The novel tells the story of George Webber, a fledgling author, who writes a book that makes frequent references to his hometown. The book is a success, but the residents of the town are resentful.
Wolfe took the title from a conversation with the writer Ella Winter, who remarked to Wolfe: “Don’t you know you can’t go home again?” Wolfe asked her for permission to use the phrase as the title of his book.
The phrase has entered American speech to mean that once you have left your town of origin, you cannot return to the narrow confines of your previous way of life.
You cannot feel again how you felt on that swing or up in that tree or sitting in a mound of dandelions. You cannot replicate that feeling because you left that child behind.
And the world is not merely black and white. Gray has entered into your vision. And once that happens, there are question marks about most everything.

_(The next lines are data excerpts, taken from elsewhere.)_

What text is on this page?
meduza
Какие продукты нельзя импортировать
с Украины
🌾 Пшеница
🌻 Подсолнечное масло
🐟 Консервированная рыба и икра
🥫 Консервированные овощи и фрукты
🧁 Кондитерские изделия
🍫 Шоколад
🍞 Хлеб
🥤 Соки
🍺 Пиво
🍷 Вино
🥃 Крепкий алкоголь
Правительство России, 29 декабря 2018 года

To be a child means that you see things just as they are. It means that you define everything by how it looked through your eyes at that very moment. And it is stuck in your brain, in just that form, forevermore.
To me, the idea that you can’t go home again means that you will never feel the innocence you once did. It left when you deigned, when somewhat older, to reach down on a whim and pull a dandelion.
Just for the heck of it you blew the remnants into the air. And somehow the magic was gone. A thing of the past.
I can’t recall reaching down to pick a dandelion in my immediate memory. But I will admit, I still sometimes wish upon a star. And keep it to myself.